Часть вторая. Свидетельство Густава Аниаса Хорна (Книга вторая)
Шрифт:
— Я думал, ваши занятия музыкой уберегут вас от столь негативного мировидения, — сказал Льен.
— Я стою на тех позициях, которые занял уже давно, — сказал я, — и на которые меня привели мои чувственные переживания, мой жизненный опыт и возможности моего мышления. Я выполняю свой долг, не ожидая за это награды. Самки животных и растения тоже выполняют свой долг: они подвергаются оплодотворению; и все то, что не иссохло и не имеет серьезных изъянов, приносит в этот мир свои плоды.
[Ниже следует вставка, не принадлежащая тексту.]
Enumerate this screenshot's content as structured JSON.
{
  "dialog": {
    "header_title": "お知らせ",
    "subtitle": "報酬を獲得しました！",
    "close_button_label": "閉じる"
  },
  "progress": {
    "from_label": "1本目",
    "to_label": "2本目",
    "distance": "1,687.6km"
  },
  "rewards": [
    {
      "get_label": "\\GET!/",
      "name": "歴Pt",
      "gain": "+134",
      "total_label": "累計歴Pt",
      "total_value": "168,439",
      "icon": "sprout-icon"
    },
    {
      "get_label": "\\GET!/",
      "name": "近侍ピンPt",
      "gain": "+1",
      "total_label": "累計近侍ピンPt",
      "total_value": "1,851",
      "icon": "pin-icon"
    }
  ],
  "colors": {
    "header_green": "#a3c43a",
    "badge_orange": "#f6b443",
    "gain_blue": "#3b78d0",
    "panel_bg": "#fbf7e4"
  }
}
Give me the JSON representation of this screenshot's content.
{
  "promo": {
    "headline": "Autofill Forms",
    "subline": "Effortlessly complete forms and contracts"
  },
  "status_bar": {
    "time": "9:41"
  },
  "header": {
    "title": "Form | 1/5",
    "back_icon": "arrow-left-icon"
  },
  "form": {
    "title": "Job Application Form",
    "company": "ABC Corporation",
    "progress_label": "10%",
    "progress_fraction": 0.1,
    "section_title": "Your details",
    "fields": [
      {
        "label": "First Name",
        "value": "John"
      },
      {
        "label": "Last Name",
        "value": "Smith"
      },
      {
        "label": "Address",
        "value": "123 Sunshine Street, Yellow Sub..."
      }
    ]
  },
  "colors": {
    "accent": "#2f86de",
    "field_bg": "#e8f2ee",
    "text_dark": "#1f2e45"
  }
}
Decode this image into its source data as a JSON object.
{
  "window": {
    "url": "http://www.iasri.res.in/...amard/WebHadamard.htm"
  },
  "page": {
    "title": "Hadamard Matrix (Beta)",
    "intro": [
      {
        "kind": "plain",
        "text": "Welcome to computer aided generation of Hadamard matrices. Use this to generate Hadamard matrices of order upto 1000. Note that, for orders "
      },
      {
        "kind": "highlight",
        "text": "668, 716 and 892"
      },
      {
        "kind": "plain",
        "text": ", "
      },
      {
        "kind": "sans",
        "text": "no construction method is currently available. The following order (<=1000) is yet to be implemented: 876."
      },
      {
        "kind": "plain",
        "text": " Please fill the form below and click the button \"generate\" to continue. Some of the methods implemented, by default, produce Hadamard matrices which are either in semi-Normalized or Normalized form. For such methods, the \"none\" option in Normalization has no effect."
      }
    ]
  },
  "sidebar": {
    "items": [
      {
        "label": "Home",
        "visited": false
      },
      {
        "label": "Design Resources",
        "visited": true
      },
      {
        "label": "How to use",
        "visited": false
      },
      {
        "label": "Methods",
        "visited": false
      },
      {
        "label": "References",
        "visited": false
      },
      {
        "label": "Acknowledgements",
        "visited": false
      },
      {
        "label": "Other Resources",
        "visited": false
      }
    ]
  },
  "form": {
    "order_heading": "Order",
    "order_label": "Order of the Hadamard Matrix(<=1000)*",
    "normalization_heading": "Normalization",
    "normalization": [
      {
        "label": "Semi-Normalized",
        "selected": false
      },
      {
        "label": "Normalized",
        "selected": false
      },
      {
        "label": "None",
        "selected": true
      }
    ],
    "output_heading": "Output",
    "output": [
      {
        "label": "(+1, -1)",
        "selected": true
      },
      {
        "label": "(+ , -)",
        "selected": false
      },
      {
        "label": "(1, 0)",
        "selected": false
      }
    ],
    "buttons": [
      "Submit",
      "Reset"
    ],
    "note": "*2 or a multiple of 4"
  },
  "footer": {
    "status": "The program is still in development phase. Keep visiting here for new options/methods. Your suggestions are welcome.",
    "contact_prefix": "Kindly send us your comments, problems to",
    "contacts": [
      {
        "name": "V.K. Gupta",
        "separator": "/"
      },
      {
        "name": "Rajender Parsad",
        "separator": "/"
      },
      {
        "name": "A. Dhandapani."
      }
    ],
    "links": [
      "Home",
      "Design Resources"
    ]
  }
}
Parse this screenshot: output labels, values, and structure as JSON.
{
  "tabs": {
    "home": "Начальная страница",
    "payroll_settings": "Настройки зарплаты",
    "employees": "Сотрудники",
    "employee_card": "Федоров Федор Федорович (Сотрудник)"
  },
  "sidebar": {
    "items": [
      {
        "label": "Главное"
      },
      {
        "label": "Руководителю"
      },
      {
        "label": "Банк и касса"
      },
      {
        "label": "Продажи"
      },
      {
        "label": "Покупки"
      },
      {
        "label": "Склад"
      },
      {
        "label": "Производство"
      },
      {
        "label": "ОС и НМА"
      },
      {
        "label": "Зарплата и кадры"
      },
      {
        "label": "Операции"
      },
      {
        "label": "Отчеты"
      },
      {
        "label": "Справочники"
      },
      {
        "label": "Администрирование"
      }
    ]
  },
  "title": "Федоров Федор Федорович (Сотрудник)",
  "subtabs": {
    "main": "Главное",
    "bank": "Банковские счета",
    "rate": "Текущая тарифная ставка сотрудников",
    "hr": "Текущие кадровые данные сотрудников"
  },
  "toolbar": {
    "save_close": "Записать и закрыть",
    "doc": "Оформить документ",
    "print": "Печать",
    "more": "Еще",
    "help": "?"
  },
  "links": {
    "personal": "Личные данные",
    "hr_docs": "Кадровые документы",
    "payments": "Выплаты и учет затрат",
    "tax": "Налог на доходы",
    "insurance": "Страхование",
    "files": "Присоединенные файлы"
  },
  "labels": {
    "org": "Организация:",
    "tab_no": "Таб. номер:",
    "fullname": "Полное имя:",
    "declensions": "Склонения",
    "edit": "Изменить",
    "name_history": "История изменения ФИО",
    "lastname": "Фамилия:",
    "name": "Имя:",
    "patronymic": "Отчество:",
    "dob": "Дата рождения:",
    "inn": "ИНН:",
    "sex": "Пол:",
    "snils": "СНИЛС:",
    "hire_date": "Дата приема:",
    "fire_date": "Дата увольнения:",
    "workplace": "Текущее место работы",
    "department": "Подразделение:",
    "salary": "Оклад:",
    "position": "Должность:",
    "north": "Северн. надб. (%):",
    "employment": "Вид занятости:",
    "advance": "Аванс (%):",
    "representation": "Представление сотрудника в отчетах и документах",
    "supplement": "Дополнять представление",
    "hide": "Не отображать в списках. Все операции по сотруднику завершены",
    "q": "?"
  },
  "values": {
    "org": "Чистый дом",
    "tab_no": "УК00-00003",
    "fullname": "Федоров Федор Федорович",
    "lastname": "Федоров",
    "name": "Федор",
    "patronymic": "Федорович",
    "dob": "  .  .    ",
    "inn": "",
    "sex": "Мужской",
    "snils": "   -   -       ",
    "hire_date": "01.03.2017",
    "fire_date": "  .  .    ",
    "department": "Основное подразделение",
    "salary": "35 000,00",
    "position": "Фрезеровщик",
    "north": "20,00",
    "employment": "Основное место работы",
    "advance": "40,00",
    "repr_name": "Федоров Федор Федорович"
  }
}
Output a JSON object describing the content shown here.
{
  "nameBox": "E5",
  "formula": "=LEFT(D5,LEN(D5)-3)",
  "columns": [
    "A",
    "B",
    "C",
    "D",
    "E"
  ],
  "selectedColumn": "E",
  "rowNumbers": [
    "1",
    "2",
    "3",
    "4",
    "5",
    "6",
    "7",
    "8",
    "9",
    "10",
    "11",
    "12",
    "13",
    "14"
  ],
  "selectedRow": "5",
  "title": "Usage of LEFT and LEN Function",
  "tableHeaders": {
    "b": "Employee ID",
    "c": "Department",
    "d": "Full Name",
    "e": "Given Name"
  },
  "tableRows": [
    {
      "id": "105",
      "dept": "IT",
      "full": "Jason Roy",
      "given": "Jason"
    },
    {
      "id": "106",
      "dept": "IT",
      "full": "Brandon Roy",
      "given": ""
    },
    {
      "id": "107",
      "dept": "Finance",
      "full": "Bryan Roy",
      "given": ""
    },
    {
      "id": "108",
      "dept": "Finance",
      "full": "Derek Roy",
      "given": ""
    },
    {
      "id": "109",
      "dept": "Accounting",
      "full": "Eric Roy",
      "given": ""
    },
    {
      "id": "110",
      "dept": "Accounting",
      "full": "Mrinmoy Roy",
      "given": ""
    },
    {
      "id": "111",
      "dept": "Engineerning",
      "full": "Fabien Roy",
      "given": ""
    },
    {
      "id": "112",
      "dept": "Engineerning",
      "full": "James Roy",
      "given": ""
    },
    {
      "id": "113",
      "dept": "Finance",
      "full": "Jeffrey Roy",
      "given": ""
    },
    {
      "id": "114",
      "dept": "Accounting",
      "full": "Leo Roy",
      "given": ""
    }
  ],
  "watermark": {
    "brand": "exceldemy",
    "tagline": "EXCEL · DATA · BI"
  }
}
Но такой рост, как бы ни был он одержим стремлением вторгнуться в мир, все же не использует в борьбе стальное оружие, или взрывы, подобные вулканическим, или жестокость, темную веру, что это воля судьбы: чтобы ее господство осуществлялось силами одной-единственной — человеческой — формы. Человек нарушил какой-то порядок. Он поставил себя над животными — в нем Природа становится все более разреженной, — но он остается животным. Он и будет, целиком и полностью, оставаться животным; его воля — не быть таким — загоняет его в вырождение. Я, конечно, не хочу отнимать у человека слова и музыку, не хочу отнимать его дома, его корабли, те удивительные цели, которые он перед собой ставит: пусть отдаст только часть той
Льен твердо взглянул на меня. Он пожал мне руку — сердечно, растроганно, с состраданием. Но у него возникло какое-то возражение. Его верхняя губа приподнялась. Он не высказал то, что ему пришло на ум. Может быть, он стыдится этого возражения.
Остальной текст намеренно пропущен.